After flying into space, you still have to face yourself
"The Very Pulse of the Machine," a throwback to last century sci-fi, or a miniature version of "Solaris," was the best episode of the entire third season. The original work won the 1999 Hugo Award for Best Short Story, written by American science fiction writer Michael Swanwick, who has won 5 Hugo Awards and 1 Nebula Award. A book called "Poems of the Old Days" appeared in the film, and the author's name written on the cover was Michael Swanwick.
In the story, the protagonist and colleagues encounter an accident while exploring Io and must return to the lander before the oxygen runs out. Along the way, she used hallucinogenic drugs to maintain her physical strength and dragged her dead colleague for a long distance, but she heard a voice claiming to be Io on the radio, "she" recited the beautiful verse in the dead man's heart, and said Persuade the protagonist to join the collective consciousness of Io.
In the well-received sci-fi drama "The Expanse" in recent years, there is also a plot where one of the heroines is infected by a virus, and her consciousness and the near-Earth asteroid "Eros" become one.
▲ In "The Vast Sky", Julie and Eros become one
"The Pulse of the Machine" pays tribute to the French comic master Mobis, who has many space opera or cyberpunk paintings, and his representative work "Arzach" has influenced "The Fifth Element", "Abyss", "Alien" and "Planet". It is said that Japanese artists such as Hayao Miyazaki, Katsuhiro Otomo, Naoki Urasawa, and Daiyo Matsumoto were also deeply influenced by a series of Hollywood sci-fi films such as "The Great War".
▲ Io flickers, with Jupiter's Great Red Spot clearly visible in the background
Simple lines and bright colors, Io does not have too many complicated environmental details. In a pure dim yellow, the protagonist is on the verge of the limit of physical strength and endurance, and finally gives up the physical body and integrates into Io with thinking.
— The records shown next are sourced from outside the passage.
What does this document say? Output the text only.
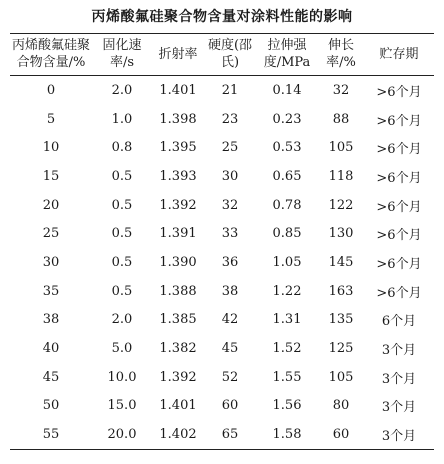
丙烯酸氟硅聚合物含量对涂料性能的影响
丙烯酸氟硅聚合物含量/%	固化速率/s	折射率	硬度(邵氏)	拉伸强度/MPa	伸长率/%	贮存期
0	2.0	1.401	21	0.14	32	>6个月
5	1.0	1.398	23	0.23	88	>6个月
10	0.8	1.395	25	0.53	105	>6个月
15	0.5	1.393	30	0.65	118	>6个月
20	0.5	1.392	32	0.78	122	>6个月
25	0.5	1.391	33	0.85	130	>6个月
30	0.5	1.390	36	1.05	145	>6个月
35	0.5	1.388	38	1.22	163	>6个月
38	2.0	1.385	42	1.31	135	6个月
40	5.0	1.382	45	1.52	125	3个月
45	10.0	1.392	52	1.55	105	3个月
50	15.0	1.401	60	1.56	80	3个月
55	20.0	1.402	65	1.58	60	3个月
The Io in the story is similar to the "Solaris" written by science fiction writer Lem, and is itself a "mirror". Before the arrival of human beings, it was the reflection of itself and all things; after the arrival of human beings, this planet may reflect the logic of intelligent creatures. The planet is pure, there is no so-called "subjective emotion", it just "replicates" human memory without purpose, as well as all kinds of confusion, paranoia and confusion.
▲ "Solaris" was made into the film "Flying into Space" by director Tarkovsky (1972)
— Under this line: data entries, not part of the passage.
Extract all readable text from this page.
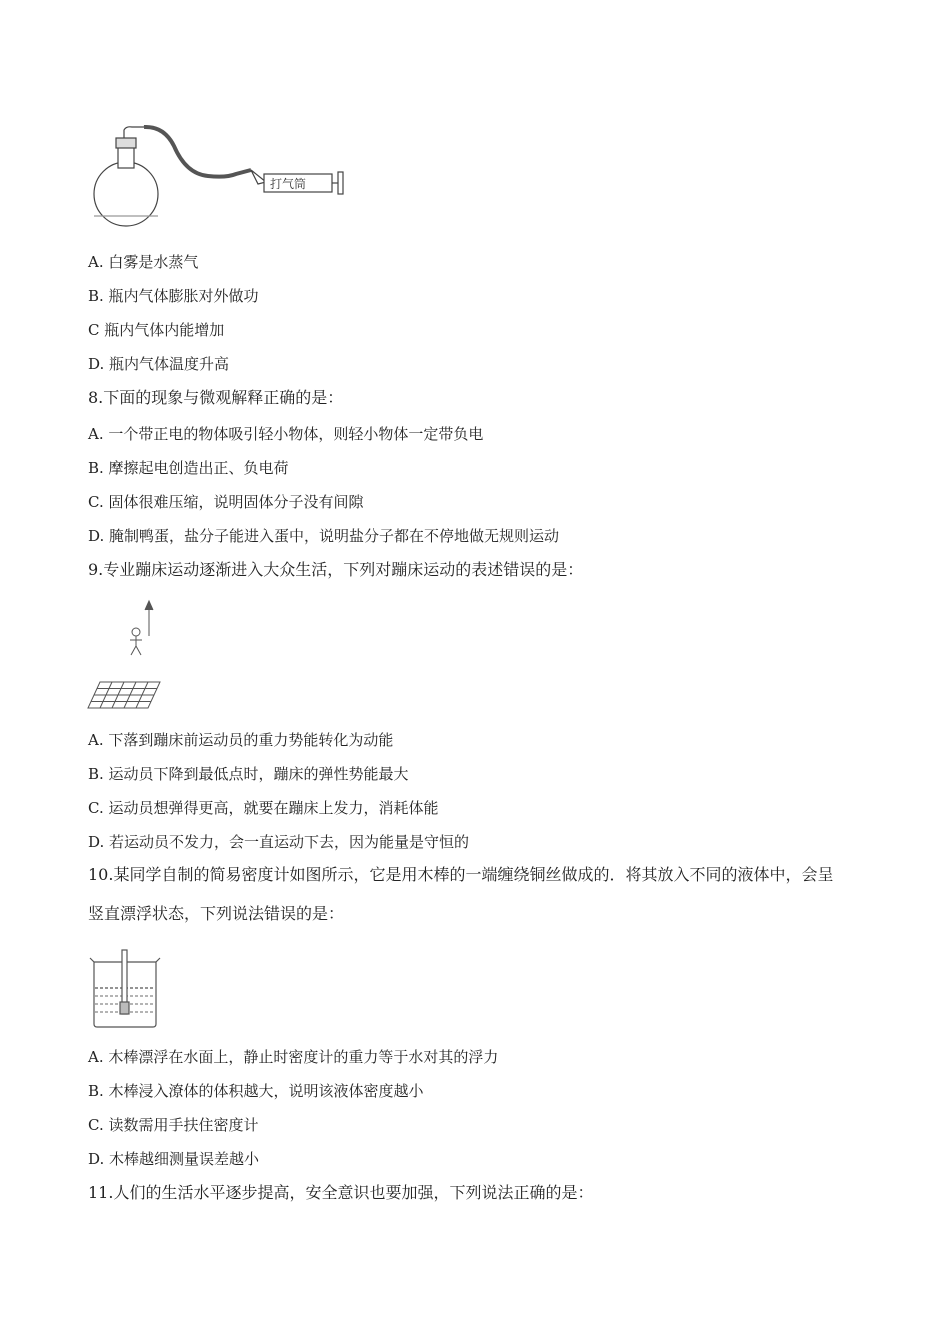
打气筒
A. 白雾是水蒸气
B. 瓶内气体膨胀对外做功
C 瓶内气体内能增加
D. 瓶内气体温度升高
8.下面的现象与微观解释正确的是：
A. 一个带正电的物体吸引轻小物体，则轻小物体一定带负电
B. 摩擦起电创造出正、负电荷
C. 固体很难压缩，说明固体分子没有间隙
D. 腌制鸭蛋，盐分子能进入蛋中，说明盐分子都在不停地做无规则运动
9.专业蹦床运动逐渐进入大众生活，下列对蹦床运动的表述错误的是：
A. 下落到蹦床前运动员的重力势能转化为动能
B. 运动员下降到最低点时，蹦床的弹性势能最大
C. 运动员想弹得更高，就要在蹦床上发力，消耗体能
D. 若运动员不发力，会一直运动下去，因为能量是守恒的
10.某同学自制的简易密度计如图所示，它是用木棒的一端缠绕铜丝做成的．将其放入不同的液体中，会呈
竖直漂浮状态，下列说法错误的是：
A. 木棒漂浮在水面上，静止时密度计的重力等于水对其的浮力
B. 木棒浸入潦体的体积越大，说明该液体密度越小
C. 读数需用手扶住密度计
D. 木棒越细测量误差越小
11.人们的生活水平逐步提高，安全意识也要加强，下列说法正确的是：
Human beings are trapped in the labyrinth of the consciousness of the planet, rather than the labyrinth of their own consciousness. Li He wrote two poems about this situation: "If you can hold a sword to someone, you can't understand how to hold a license."
In the vast universe, human beings can only use themselves as a measure. However, the universe may not abide by such a scale, and this is also the eternal helplessness of human beings, who must be imprisoned by physical, chemical and biological scales. If there is a planet that allows people to change scales, can we resist such a temptation?